Ve öyle bir zamanın içindeyiz ki, Korku kültürünün hakim olduğu bir ortamda yaşıyoruz; böyle yetiştirildik, bizi yetiştirenler de böyle yetiştirilmiş zaten. Çocuğuna “bak bir daha altına işersen, dilini keserim senin” diyerek çocuk eğitimi vermeye çalışan bir nesilden bahsediyoruz bu neslin evlatları olarak. Malesef aramızda hala bu terbiye metodunu kullananlar olsa da, anneler artık daha bilinçli, attıkları adımları daha dikkatli atmaya çalışıyorlar. Daha müşfik oldukları için değil aslında, anneler her dönem annedir ve çocuğunu hayatta her şeyden daha çok sever; fakat bu durum çocuklara nasıl muamele etmesi gerektiğini yeni nesil annelerin artık daha iyi bilmesinden kaynaklanıyor.
İçinde yaşadığımız toplumla birlikte sanki damarlarımıza enjekte edilmiş olan bu korku kültürü, ne yazık ki en çok Allah kavramı söz konusu olduğunda ortaya çıkıyor. Çocuklarımıza söz geçirebilmenin en iyi yolunun onları korkutmak olduğunu düşünüyoruz çünkü. Yemek yemiyor mu? “Bak baba kızar. Kızsana babası, yemeğini yemiyor!” Bir restaurant huysuzluk mu etti, göster garsonları. “Bak amca kızar, cız yapar!” Misafirlikte durmuyor mu? “Bak şu teyze çok kızar, iğnesi var. Değil mi teyzesi! ”Somut örnekler söz konusu olunca kişileri kullanan anne, soyut durumlar karşısında vicdana hitap etmek zorunda hissediyor kendini. “Yalan söyleme, Allah yakar!” Anneye karşı gelme, Allah kızar” “Şöyle, böyle yapma. Allah çarpar!”

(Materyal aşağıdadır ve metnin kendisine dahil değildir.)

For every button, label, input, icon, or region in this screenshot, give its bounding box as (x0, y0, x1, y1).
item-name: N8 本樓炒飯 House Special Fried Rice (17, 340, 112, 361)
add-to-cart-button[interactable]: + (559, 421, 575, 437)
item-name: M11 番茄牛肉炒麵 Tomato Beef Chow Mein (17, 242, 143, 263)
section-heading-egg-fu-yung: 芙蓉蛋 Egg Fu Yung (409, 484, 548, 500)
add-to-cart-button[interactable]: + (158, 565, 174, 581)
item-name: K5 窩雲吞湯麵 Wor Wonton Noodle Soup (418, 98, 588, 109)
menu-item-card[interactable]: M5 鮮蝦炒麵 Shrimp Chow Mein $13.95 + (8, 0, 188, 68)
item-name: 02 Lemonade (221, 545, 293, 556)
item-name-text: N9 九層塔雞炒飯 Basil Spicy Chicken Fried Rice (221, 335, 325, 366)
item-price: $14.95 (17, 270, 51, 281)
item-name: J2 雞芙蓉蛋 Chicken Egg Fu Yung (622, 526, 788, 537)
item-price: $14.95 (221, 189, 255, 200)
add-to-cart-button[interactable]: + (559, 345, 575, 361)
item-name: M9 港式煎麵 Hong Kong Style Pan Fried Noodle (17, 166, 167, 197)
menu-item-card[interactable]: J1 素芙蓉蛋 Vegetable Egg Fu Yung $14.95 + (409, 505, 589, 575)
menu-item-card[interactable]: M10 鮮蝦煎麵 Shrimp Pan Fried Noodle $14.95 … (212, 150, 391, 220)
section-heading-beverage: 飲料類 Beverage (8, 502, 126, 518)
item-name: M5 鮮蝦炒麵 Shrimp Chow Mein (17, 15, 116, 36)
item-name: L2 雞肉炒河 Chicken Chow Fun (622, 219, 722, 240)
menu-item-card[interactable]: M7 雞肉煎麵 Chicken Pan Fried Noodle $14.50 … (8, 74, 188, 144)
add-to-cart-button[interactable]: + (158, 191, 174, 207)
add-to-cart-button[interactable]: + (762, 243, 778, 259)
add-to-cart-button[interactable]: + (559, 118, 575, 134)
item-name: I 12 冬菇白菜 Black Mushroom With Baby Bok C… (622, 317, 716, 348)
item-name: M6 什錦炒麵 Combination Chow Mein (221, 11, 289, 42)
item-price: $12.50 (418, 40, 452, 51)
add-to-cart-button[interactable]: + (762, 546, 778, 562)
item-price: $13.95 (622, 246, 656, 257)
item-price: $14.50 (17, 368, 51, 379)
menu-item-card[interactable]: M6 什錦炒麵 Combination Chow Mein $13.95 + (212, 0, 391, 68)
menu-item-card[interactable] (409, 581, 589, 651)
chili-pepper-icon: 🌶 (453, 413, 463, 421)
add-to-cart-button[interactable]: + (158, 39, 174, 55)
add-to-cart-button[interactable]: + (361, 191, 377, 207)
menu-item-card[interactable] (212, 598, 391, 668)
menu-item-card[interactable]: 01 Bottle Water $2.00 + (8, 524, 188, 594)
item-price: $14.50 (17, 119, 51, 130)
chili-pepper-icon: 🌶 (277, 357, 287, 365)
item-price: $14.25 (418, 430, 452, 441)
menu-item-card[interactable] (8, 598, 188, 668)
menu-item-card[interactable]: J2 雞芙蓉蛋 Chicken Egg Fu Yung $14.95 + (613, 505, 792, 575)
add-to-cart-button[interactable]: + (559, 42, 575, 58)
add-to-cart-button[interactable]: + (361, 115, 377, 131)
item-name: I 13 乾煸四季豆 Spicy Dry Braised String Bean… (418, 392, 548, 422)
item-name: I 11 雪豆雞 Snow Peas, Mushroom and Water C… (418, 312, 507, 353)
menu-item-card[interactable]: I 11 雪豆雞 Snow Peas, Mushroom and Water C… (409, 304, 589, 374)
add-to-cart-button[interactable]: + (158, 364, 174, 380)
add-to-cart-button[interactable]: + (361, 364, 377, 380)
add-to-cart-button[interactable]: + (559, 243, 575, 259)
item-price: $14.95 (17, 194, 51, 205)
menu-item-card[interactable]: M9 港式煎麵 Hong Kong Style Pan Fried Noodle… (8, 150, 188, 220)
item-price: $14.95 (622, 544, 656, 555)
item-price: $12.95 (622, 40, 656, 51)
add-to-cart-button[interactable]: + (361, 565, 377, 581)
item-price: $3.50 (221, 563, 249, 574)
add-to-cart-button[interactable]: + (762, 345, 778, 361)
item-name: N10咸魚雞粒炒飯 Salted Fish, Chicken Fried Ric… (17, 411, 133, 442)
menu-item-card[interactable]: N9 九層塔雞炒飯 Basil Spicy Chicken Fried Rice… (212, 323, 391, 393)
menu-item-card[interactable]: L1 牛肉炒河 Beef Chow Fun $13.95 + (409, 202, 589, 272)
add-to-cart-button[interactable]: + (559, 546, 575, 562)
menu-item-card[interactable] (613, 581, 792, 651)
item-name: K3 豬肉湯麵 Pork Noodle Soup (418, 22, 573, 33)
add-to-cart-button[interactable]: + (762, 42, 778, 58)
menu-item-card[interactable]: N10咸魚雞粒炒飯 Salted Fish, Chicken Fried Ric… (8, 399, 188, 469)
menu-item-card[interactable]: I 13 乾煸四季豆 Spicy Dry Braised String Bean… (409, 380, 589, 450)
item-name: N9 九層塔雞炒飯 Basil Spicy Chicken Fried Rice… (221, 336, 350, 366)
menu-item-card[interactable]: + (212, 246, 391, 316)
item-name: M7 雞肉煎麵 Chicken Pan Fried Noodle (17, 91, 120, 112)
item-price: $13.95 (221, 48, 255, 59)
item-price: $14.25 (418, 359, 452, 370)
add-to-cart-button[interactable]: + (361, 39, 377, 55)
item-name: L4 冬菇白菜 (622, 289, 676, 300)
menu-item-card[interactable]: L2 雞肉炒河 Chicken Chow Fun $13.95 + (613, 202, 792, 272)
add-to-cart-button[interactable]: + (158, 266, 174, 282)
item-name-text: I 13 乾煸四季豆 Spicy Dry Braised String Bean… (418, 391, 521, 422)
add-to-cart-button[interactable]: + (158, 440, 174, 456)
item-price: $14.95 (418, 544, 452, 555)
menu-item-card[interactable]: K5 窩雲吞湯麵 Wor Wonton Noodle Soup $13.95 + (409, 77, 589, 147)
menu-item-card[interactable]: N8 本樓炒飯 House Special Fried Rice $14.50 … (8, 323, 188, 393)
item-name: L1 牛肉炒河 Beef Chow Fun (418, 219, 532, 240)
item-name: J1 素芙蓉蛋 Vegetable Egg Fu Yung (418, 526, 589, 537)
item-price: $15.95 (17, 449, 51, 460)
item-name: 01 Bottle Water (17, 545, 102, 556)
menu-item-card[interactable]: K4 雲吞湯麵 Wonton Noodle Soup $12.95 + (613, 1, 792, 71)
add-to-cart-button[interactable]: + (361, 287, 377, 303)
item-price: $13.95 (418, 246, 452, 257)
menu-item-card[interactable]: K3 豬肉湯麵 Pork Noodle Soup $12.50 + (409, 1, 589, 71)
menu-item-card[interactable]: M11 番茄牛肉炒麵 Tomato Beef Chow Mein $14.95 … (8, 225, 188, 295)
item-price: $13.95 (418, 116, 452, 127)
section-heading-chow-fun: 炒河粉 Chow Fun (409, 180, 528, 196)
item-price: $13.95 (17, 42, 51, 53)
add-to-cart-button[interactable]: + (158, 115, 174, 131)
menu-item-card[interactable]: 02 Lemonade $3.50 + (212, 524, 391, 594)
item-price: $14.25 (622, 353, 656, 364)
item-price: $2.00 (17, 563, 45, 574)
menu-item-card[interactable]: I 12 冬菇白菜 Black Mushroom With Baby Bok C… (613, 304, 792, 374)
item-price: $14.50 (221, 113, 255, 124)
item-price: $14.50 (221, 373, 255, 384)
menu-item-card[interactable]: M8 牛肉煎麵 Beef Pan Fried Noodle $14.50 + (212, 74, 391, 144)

Neden sevgi yerine korkuyu seçiyoruz!
Çocuk henüz ne olduğunu bile tam olarak bilmediği, algılayamadığı bir varlıkla korkutuluyor. Çocuk eğitiminde asıl olan birkaç şey vardır:
1. Çocuğa yaptığı bir davranışın yanlış olduğunu öğretmek için önce onu somutlaştırmak gerekir ki çocuk yaptığının neye mal olduğunu anlayabilsin. Örnek: Yalan söylersen kimse seninle arkadaş olmak istemez, oyuncaklarını paylaşmaz. Biz de babanla çok üzülürüz.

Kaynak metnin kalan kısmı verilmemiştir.